# [SOLVED] Seperable DE

• Jun 3rd 2009, 03:44 AM
Rapid_W
[SOLVED] Seperable DE
I suppose this is probably pretty easy for people in the know :p

Recently I've been using Wolfram Alpha, which is an amazing tool, I mainly like it for showing the steps in calculus, however it doesn't want to give the steps for differential equations :(

Anyway, the question is as follows...

$y'=5e^{4x}\sqrt{1-y^2}$

Now I know it's separable so I've put the square root bit under the y'

$\frac{y'}{\sqrt{1-y^2}}=5e^{4x}$

then I integrated both sides separately

$arcsin(y)=\frac{5}{4}e^{4x}+c$

leaving me with

$y=sin({\frac{5}{4}e^{4x}+c})$

However wolfram alpha is giving a rather more complicated answer of

$y=1+2sinh^2(\frac{1}{8}(4c+5ie^{4x}))$

So is WA wrong, or if it isn't, what steps have been taken to get to that answer?
• Jun 3rd 2009, 03:57 AM
Prove It
Quote:

Originally Posted by Rapid_W
I suppose this is probably pretty easy for people in the know :p

Recently I've been using Wolfram Alpha, which is an amazing tool, I mainly like it for showing the steps in calculus, however it doesn't want to give the steps for differential equations :(

Anyway, the question is as follows...

$y'=5e^{4x}\sqrt{1-y^2}$

Now I know it's separable so I've put the square root bit under the y'

$\frac{y'}{\sqrt{1-y^2}}=5e^{4x}$

then I integrated both sides separately

$arcsin(y)=\frac{5}{4}e^{4x}+c$

leaving me with

$y=sin({\frac{5}{4}e^{4x}+c})$

However wolfram alpha is giving a rather more complicated answer of

$y=1+2sinh^2(\frac{1}{8}(4c+5ie^{4x}))$

So is WA wrong, or if it isn't, what steps have been taken to get to that answer?
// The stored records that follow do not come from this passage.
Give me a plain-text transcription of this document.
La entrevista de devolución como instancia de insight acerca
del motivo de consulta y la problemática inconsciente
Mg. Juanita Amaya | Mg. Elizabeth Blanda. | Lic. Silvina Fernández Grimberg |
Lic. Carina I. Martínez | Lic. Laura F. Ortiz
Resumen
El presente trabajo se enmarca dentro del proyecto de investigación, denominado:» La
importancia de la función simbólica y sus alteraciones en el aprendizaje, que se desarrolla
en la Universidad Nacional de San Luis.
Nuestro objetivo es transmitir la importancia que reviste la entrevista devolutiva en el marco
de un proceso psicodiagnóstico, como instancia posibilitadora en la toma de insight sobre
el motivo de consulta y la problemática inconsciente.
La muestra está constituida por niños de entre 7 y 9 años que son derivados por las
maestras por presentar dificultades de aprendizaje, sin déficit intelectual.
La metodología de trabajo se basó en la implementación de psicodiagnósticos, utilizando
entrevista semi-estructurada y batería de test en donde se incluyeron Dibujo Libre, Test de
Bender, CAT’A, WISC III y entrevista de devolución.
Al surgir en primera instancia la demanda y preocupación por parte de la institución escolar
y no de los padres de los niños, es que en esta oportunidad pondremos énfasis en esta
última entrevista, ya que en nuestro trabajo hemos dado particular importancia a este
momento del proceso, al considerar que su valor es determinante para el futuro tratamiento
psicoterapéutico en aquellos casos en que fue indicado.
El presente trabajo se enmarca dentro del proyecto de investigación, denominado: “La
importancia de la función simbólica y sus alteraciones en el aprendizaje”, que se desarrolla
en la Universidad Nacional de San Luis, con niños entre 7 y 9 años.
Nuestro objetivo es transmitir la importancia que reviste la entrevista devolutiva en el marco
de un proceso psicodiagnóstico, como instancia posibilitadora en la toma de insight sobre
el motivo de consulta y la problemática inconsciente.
I can't see anything wrong with your working out.

I suspect you must have entered the original DE into Wolfram wrongly...
• Jun 3rd 2009, 04:05 AM
Rapid_W
Thanks for clarifying my work, but check for yourself

http://www93.wolframalpha.com/input/...))*(5*exp(4x))

I'm almost certian i've entered it corectly, and i'm confident WA is reading the input correctly.
• Jun 3rd 2009, 07:10 AM
the_doc
Your answer and the one by WA are both correct and are simply two different expressions for the same thing but yours is the simpler and hence better one!

Using the identity

$1 + 2 \sinh^2 z \equiv \cosh 2z$

we have that

$y=1+2 \sinh^2(\frac{1}{8}(4c+5ie^{4x}))$
$= \cosh \left( \frac{5}{4} i e^{4x} + c \right)$
$= \cos \left( \frac{5}{4} e^{4x} + d \right)$ since $\cosh iz \equiv \cos z$ and where $c = id$
$= \sin \left( \frac{\pi}{2} + \frac{5}{4} e^{4x} + d \right)$
$= \sin \left(\frac{5}{4} e^{4x} + C_0 \right)$

where $C_0$ is the constant, $c$ , in your expression.

Welcome to the world of automated computer algebra!